The short-term trend on the four-hour chart is higher, but there are signs that momentum is falling and we could see the MACD fall below the signal line. However, on the daily chart the MACD is still below zero, suggesting rallies should be contained with the bearish trend.
A daily close above the downtrend could be significant for the bulls and could see momentum-focused traders taking advantage of the break; hence I look to protect the position and will subsequently look at more positive trade opportunities.
In terms of drivers we get Singapore CPI (January) at 16:00 AEDT today and the market is pricing in a slight uptick to 1.6% (from 1.5%). On Wednesday we also get January industrial production and when annualised could see a 6.8% increase, which again could erase some near-term concerns around the Singapore economy.

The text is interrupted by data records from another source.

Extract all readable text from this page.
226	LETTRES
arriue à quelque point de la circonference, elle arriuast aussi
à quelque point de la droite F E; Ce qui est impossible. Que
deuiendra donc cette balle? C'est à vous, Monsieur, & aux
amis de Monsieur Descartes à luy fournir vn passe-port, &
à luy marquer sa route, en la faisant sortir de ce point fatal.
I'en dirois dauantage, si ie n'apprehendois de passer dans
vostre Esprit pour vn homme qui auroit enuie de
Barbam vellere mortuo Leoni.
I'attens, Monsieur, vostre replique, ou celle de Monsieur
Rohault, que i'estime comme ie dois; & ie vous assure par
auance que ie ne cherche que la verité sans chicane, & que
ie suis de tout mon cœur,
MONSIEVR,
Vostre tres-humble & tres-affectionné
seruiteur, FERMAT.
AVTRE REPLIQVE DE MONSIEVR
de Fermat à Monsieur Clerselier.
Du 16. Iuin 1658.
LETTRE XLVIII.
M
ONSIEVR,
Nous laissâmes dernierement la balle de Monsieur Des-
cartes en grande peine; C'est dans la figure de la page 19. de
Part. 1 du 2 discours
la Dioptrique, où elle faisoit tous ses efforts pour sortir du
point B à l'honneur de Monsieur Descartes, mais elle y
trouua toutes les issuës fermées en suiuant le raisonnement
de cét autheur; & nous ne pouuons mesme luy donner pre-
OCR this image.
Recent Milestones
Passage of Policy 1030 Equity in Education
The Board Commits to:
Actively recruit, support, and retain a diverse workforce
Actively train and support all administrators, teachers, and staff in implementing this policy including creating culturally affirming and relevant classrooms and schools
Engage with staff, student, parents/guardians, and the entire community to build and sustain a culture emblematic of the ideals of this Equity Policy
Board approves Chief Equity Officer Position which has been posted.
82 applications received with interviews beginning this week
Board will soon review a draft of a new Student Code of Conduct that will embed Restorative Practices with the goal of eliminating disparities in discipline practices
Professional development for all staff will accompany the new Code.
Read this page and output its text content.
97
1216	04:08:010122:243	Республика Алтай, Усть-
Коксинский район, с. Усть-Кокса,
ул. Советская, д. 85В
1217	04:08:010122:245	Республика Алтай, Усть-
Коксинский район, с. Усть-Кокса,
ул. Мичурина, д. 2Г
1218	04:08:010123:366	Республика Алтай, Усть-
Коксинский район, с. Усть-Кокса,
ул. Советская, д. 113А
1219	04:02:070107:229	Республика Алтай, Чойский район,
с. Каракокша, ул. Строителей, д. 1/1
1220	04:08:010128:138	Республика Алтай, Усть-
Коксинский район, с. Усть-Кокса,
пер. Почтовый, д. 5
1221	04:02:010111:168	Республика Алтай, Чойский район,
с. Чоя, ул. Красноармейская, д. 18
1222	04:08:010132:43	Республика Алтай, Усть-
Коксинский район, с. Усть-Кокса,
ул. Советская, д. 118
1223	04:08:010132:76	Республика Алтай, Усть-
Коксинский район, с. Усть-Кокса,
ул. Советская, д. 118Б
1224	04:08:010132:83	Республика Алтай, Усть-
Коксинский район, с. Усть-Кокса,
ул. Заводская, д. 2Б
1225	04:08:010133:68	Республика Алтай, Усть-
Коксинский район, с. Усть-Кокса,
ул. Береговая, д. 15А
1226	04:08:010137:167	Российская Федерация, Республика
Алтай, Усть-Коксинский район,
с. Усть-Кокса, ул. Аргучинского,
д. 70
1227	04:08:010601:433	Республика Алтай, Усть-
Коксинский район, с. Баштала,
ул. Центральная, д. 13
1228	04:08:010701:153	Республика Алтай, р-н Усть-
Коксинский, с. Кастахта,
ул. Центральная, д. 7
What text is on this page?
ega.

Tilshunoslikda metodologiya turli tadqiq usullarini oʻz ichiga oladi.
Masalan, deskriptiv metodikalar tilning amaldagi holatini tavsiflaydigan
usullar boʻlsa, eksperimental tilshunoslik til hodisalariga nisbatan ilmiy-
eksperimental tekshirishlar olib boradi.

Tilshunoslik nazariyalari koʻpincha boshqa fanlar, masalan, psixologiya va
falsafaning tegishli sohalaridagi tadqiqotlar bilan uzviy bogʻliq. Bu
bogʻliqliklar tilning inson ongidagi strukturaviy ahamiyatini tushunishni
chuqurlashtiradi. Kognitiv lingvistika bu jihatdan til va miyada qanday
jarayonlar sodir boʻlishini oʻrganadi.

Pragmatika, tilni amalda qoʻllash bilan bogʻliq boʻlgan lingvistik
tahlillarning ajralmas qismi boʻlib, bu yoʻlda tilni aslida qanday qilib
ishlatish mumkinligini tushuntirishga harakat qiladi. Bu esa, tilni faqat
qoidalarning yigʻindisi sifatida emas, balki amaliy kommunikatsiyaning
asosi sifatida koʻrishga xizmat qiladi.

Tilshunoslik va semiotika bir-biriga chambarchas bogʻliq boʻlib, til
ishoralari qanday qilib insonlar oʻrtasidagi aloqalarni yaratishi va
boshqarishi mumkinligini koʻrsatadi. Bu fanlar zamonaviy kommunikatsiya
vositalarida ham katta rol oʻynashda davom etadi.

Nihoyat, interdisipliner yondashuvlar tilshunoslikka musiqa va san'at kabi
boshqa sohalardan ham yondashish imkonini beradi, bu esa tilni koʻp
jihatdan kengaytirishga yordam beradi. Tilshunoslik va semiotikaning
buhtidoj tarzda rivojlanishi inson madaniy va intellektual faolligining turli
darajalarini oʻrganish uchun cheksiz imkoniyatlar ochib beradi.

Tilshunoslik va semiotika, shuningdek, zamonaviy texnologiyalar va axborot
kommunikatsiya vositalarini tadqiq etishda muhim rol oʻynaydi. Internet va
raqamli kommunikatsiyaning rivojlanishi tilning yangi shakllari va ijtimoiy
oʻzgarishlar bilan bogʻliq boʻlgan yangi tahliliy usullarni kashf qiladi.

On the USD side of the equitation there are a number of Fed speakers this week including Tarullo, Rosengren, Pianalto, Fisher and Janet Yellen on Friday at 02:00 AEST. The USD is still pricing in a Fed that is likely to taper at $10 billion per meeting, and I’d concur with that, so this should limit the upside in the USD.
Perhaps the big driver for the pair though will come from USD/CNH and USD/CNY, with USD/SGD finding a much stronger correlation of late. The 30-day correlation in itself is negative, however there’s no denying that when USD/CNH started moving aggressively higher in mid-January, so did USD/SGD. I feel the correction in USD/CNH has run its course, so any pullbacks in the pair could benefit this idea.
The risk is of course that USD/CNH keeps rallying, despite the PBOC moving the fix lower.